A partir de informações contidas no conteúdo aqui investigado, chegamos ao vídeo original, que é uma reportagem da TV Record sobre a prisão de traficantes no Complexo do Alemão, em 2018.

A reportagem também entrou em contato com o especialista em segurança pública e professor da UFF (Universidade Federal Fluminense ) Lenin Pires para explicar a razão que leva determinado grupo de traficantes a fazer a letra L com as mãos, e ainda a assessoria de Lula, para se manifestar sobre o caso, mas não houve resposta.

Por fim, a equipe procurou o responsável pela postagem do vídeo no Kwai, tanto pela ferramenta de bate-papo quanto pelos comentários, mas não houve retorno. A reportagem ainda tentou contato com o perfil que inseriu o vídeo no TikTok, porém a plataforma não permite troca de mensagens entre usuários que não se seguem mutuamente.

O vídeo

É o trecho de uma reportagem da TV Record, veiculada em agosto de 2018 sobre a prisão do traficante Marcos Vinicius Tostes da Silva, conhecido como Pitbull ou MV e apontado pela polícia como chefe do tráfico no Morro do Urubu, zona norte do Rio de Janeiro. A gravação original, que tem 2 minutos e 27 segundos, mostra o criminoso e também outros traficantes fazendo a letra L com as mãos em uma foto.

Já o conteúdo investigado tem menos de um minuto e o corte do vídeo destaca justamente o gestual dos criminosos. Em uma das publicações, o trecho é acompanhado da frase "Traficantes fazem o L" e, em outra, está acompanhada da foto de Lula e uma frase atribuída ao presidenciável como se estivesse elogiando Marcos Vinicius.

Significado do gesto

Ao contrário do que sugere a publicação falsa, a letra L usada por traficantes não tem relação com Lula, mas sim com a facção criminosa Amigo dos Amigos, criada sob a liderança de Paulo César Silva dos Santos, o Linho.
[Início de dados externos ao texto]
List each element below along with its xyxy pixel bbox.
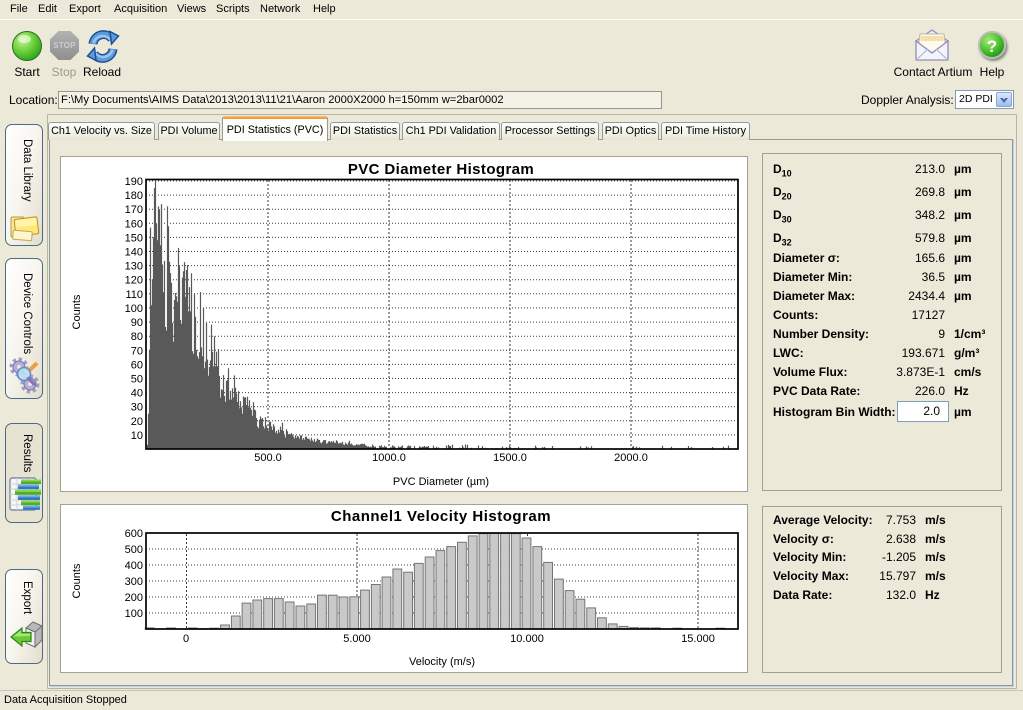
svg-text:400: 400 — [125, 560, 143, 572]
svg-text:190: 190 — [125, 176, 143, 188]
svg-text:100: 100 — [125, 303, 143, 315]
svg-text:200: 200 — [125, 592, 143, 604]
svg-text:180: 180 — [125, 190, 143, 202]
svg-text:Velocity (m/s): Velocity (m/s) — [409, 656, 475, 668]
svg-text:0: 0 — [183, 633, 189, 645]
svg-text:90: 90 — [131, 317, 143, 329]
svg-text:170: 170 — [125, 204, 143, 216]
svg-text:160: 160 — [125, 218, 143, 230]
svg-text:10: 10 — [131, 430, 143, 442]
svg-text:80: 80 — [131, 331, 143, 343]
svg-text:100: 100 — [125, 608, 143, 620]
svg-text:500.0: 500.0 — [254, 452, 282, 464]
svg-text:PVC Diameter Histogram: PVC Diameter Histogram — [348, 161, 534, 178]
svg-text:Counts: Counts — [71, 294, 83, 329]
svg-text:30: 30 — [131, 402, 143, 414]
svg-text:500: 500 — [125, 544, 143, 556]
svg-text:Counts: Counts — [71, 563, 83, 598]
svg-text:130: 130 — [125, 261, 143, 273]
svg-text:120: 120 — [125, 275, 143, 287]
svg-text:50: 50 — [131, 374, 143, 386]
svg-text:70: 70 — [131, 345, 143, 357]
svg-text:1500.0: 1500.0 — [493, 452, 527, 464]
svg-text:PVC Diameter (µm): PVC Diameter (µm) — [393, 476, 489, 488]
svg-text:600: 600 — [125, 528, 143, 540]
svg-text:150: 150 — [125, 232, 143, 244]
svg-text:110: 110 — [125, 289, 143, 301]
svg-text:20: 20 — [131, 416, 143, 428]
svg-text:1000.0: 1000.0 — [372, 452, 406, 464]
svg-text:10.000: 10.000 — [510, 633, 544, 645]
svg-text:2000.0: 2000.0 — [614, 452, 648, 464]
svg-text:5.000: 5.000 — [343, 633, 371, 645]
svg-text:40: 40 — [131, 388, 143, 400]
svg-text:Channel1 Velocity Histogram: Channel1 Velocity Histogram — [331, 508, 551, 525]
svg-text:15.000: 15.000 — [681, 633, 715, 645]
svg-text:60: 60 — [131, 359, 143, 371]
svg-text:300: 300 — [125, 576, 143, 588]
svg-text:140: 140 — [125, 247, 143, 259]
A inicial do apelido do criminoso (Linho) foi o que motivou o gestual dos traficantes.

Professor do Departamento de Segurança Pública da UFF, o antropólogo Lenin Pires ressalta que o ADA sempre fez o L, justamente pela alusão a um de seus fundadores. "Linho é uma figura histórica, importante, que procurou estabelecer essa identidade, alternativamente a uma dissidência, um racha em relação tanto ao Terceiro Comando como também a determinados segmentos do Comando Vermelho. No Amigo dos Amigos, o Linho é uma referência", explicou. O traficante desapareceu em janeiro de 2003, em São Paulo, porém, a marca ficou.

Uma reportagem do The Intercept, de dezembro de 2018, sobre facções no Rio de Janeiro já trazia a informação de que os traficantes usavam o L como símbolo do grupo criminoso.

Dois anos depois, no Twitter, o The Intercept fez um fio sobre as facções do Rio, mencionando a diferença de comportamento e de vocabulário. Mais uma vez explicava o uso da letra L e citava também a utilização de diversos símbolos e expressões que identificam outras facções. Essa é uma prática comum a esses grupos, como mostra reportagem do Extra, de 2015, ao revelar que o "RL" de pichações e citações no Rio era uma referência a Rogério Lengruber, um dos fundadores do Comando Vermelho.

Na campanha

Em uma de suas propagandas de TV, Bolsonaro usa o trecho do mesmo vídeo para tentar estabelecer, de maneira indevida, a relação de Lula com traficantes. A peça trata da votação em presídios e nela aparece o traficante Pitbull fazendo o L.

O TSE (Tribunal Superior Eleitoral) determinou a retirada da propaganda do ar, após atender a petição feita pela equipe jurídica da coligação de Lula que apontava, entre outras irregularidades, manipulação de dados sobre a votação em ambientes prisionais.

Por que investigamos?

O Comprova investiga conteúdos suspeitos que viralizam na internet relacionados às eleições presidenciais de 2022, à pandemia e a políticas públicas do governo federal. O conteúdo aqui investigado usa imagens de uma reportagem de 2018 para associar falsamente o L feito por traficantes ao apoio ao candidato à Presidência da República Lula. A disseminação de peças de desinformação é uma prática nociva à democracia, porque a população tem direito de fazer suas escolhas baseadas em conteúdos confiáveis.

A investigação desse conteúdo foi feita A Gazeta, Alma Preta, Tribuna do Norte, Plural Curitiba e SBT e publicada em 19 de outubro pelo Projeto Comprova, coalizão que reúne 43 veículos na checagem de conteúdos virais. Foi verificada por Folha, UOL, Estadão, CNN Brasil, Estado de Minas, Metrópoles, Correio do Estado e O Dia.